To conclude, it is important to note that recent meta-analyses have reported a small FLE primarily in the domain of moral dilemmas (d ≈ 0.2; Circi et al., Reference Circi, Gatti, Russo and Vecchi2021; Del Maschio et al., Reference Del Maschio, Crespi, Peressotti, Abutalebi and Sulpizio2022). In contrast, despite the balancing of our FL and NL groups for key demographic variables, our results showed no evidence of an FLE in the context of the illusion of causality. This evidence is consistent with the results of studies showing no evidence of a FLE for biases such as outcome bias and the representativeness heuristic (Circi et al., Reference Circi, Gatti, Russo and Vecchi2021; Del Maschio et al., Reference Del Maschio, Crespi, Peressotti, Abutalebi and Sulpizio2022; Vives et al., Reference Vives, Aparici and Costa2018). In light of these findings, a tentative explanation could be that the FLE may be limited to moral dilemmas or similar emotionally driven tasks (but see Hu et al., Reference Hu, Martín-Luengo and Navarrete2026). In moral tasks, the link between bias, emotional resonance and social norms is more direct and influential (Del Maschio et al., Reference Del Maschio, Crespi, Peressotti, Abutalebi and Sulpizio2022). Unlike the task used to assess the illusion of causality, moral dilemmas may more strongly engage the affective system (Greene et al., Reference Greene, Sommerville, Nystrom, Darley and Cohen2001) and/or make learned norms more salient (Geipel et al., Reference Geipel, Hadjichristidis and Surian2015). Using a FL may alter emotional processing or access to social norms, potentially eliciting more normative responses in moral dilemmas, whereas more neutral biases, such as the illusion of causality, remain unaffected.
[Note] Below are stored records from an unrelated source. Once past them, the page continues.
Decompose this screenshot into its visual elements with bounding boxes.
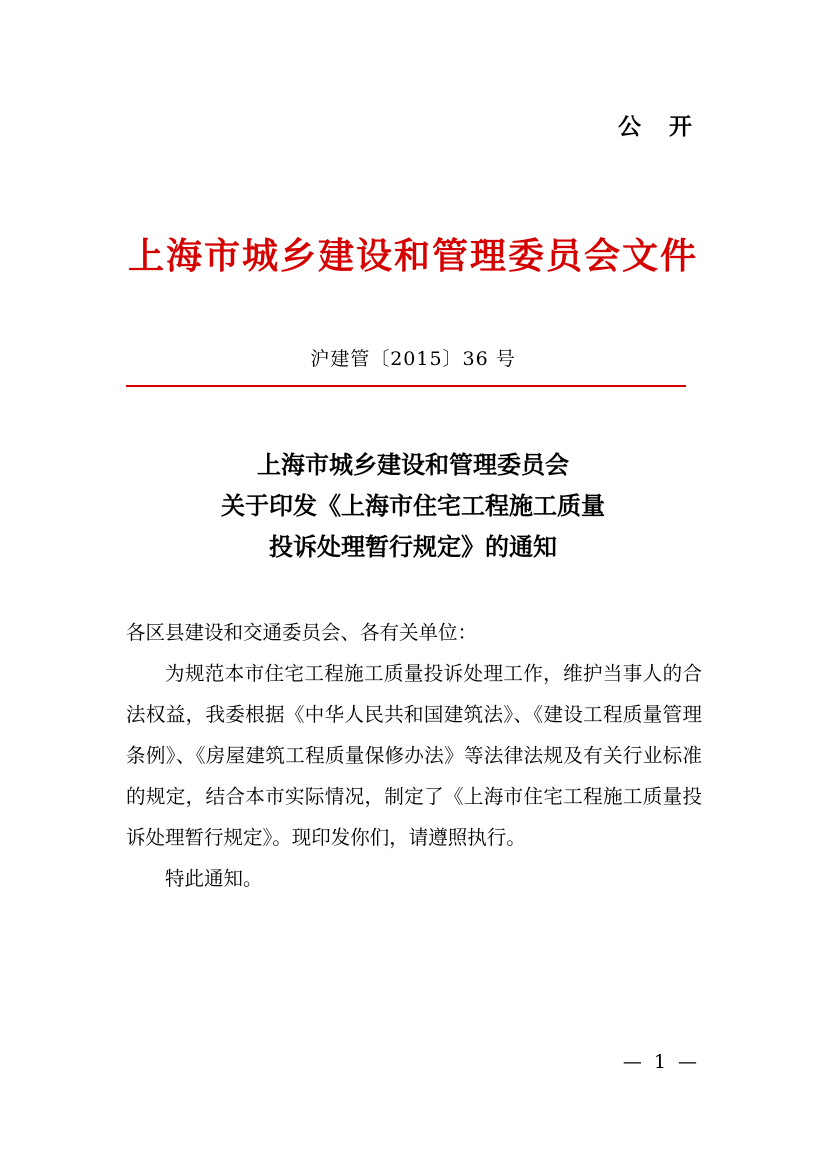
- title-line-3: 投诉处理暂行规定》的通知: [269, 532, 557, 561]
- title-line-2: 关于印发《上海市住宅工程施工质量: [221, 491, 605, 520]
- body-paragraph-1: 为规范本市住宅工程施工质量投诉处理工作，维护当事人的合法权益，我委根据《中华人民共和国建筑法》、《建设工程质量管理条例》、《房屋建筑工程质量保修办法》等法律法规及有关行业标准的规定，结合本市实际情况，制定了《上海市住宅工程施工质量投诉处理暂行规定》。现印发你们，请遵照执行。: [126, 662, 702, 849]
- document-title: [0, 444, 826, 567]
- title-line-1: 上海市城乡建设和管理委员会: [257, 450, 569, 479]
- body-paragraph-2: 特此通知。: [165, 867, 263, 890]
- page-number: — 1 —: [622, 1051, 700, 1073]
- document-body: [126, 612, 702, 899]
- classification-marking: 公 开: [617, 114, 702, 140]
- document-masthead: 上海市城乡建设和管理委员会文件: [127, 235, 698, 277]
- red-separator-rule: [126, 385, 686, 387]
- salutation: 各区县建设和交通委员会、各有关单位：: [126, 621, 478, 644]
- document-number: 沪建管〔2015〕36 号: [310, 348, 516, 370]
Data availability statement
The study was pre-registered on the Open Science Framework (OSF) at https://doi.org/10.17605/OSF.IO/PZX9N. All study materials, including raw data, are openly available in the associated OSF project at https://doi.org/10.17605/OSF.IO/HVGKX.
Competing interests
The authors declare no competing interests and thank all participants for their contribution to this study.
Ethics statement
The authors assert that all procedures contributing to this work comply with the ethical standards of the relevant national and institutional committees on human experimentation and with the Helsinki Declaration of 1975, as revised in 2008. The study received approval from the Ethics Committee for Psychological Research at the University of Padova (approval number: 5010) and informed consent was obtained from all individual participants included in the study.
Disclosure of use of AI tools
The authors declare the use of AI tools to check for errors in the main manuscript and to improve the grammar and clarity of the written text. AI tools were also used to verify the correctness and enhance the clarity of the text, code and tables included in the supplementary materials.